Turkcell joins TWF’s portfolio

 

22 October 2020

 

The amendments to Turkcell’s Articles of Association, under which Turkey Wealth Fund becomes the company’s controlling shareholder, were approved at Turkcell’s Annual General Assembly Meeting held on October 21, 2020. Closing of the transaction occurred on October 22, 2020. Zafer Sönmez, Turkey Wealth Fund CEO, said: “With the vote of confidence we received at the General Assembly, Turkcell is now a crucial asset in TWF’s portfolio. Sustaining steady growth in this new era, we can be proud of Turkcell on the international stage.”

 

Turkcell İletişim Hizmetleri AŞ (BİST: TCELL, NYSE: TKC) shareholders approved the amendments to the company’s Articles of Association with a majority of 93 percent, enabling a restructuring of its ownership.

 

Being a crucial part of TWF’s mission to support strategic Turkish companies, this transaction has simplified the shareholding structure of Turkcell. With the new structure, TWF became the controlling shareholder with a 26.2 percent stake, 15 percent of which are privileged shares, and LetterOne increased its 13.2 percent indirect stake to 24.8 percent economic interest; while each of Telia Company and Çukurova Holding divested their entire stake in Turkcell.

 

Zafer Sönmez: 15-year old Gordian knot is untied by 1.5-years of effort

 

Zafer Sönmez, TWF CEO and Board Member said: “We have successfully completed a transaction that we have been working on day and night in a transparent fashion for the last 1.5 years.
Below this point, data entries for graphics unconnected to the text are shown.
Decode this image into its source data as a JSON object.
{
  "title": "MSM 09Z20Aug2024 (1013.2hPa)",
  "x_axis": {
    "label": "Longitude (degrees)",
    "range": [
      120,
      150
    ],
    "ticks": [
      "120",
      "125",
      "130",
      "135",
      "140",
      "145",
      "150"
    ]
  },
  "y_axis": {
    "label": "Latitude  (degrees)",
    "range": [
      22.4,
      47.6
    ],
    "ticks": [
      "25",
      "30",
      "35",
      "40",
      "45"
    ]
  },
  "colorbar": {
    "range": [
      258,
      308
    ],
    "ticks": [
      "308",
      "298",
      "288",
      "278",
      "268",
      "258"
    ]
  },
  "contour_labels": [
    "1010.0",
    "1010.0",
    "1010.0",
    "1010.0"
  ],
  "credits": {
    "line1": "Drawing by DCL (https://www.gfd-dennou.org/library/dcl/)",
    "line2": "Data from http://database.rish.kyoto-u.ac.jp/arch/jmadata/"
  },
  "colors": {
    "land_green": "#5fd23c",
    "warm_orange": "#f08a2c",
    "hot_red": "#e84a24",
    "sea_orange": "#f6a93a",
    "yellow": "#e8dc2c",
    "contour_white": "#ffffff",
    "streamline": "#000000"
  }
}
TWF becoming the controlling shareholder and LetterOne nearly doubling its economic interest as a foreign investor demonstrates our joint belief in Turkcell’s future. Sustaining steady growth in this new era, we can be proud of Turkcell on the international stage.”

 

New global brands to emerge from Turkcell

 

Sönmez continued: “Technology and digitalisation are among the most strategic topics for a state. One third of sovereign wealth fund investments are in technology and this proves the potential of this industry. To take Turkey’s competitive advantage to the next level, we must create and nurture national champions. Turkcell has already shown its capabilities as a leading digital operator globally and is the only Turkish company that is listed on NYSE. Our role is not to be involved in the day-to-day operations but rather to support Turkcell’s corporate development and accelerate its growth by strengthening its board of directors. We will pave the way for management to contribute to Turkcell’s future as an effective and performance driven digital operator led by strong corporate governance principles. It is the employees of Turkcell that have brought the company the success it enjoys today. We intend to work with this DNA to improve Turkcell’s rate of growth. We strongly believe that new global brands will emerge from Turkcell in the post-Covid era with rising demand for connectivity and technology.”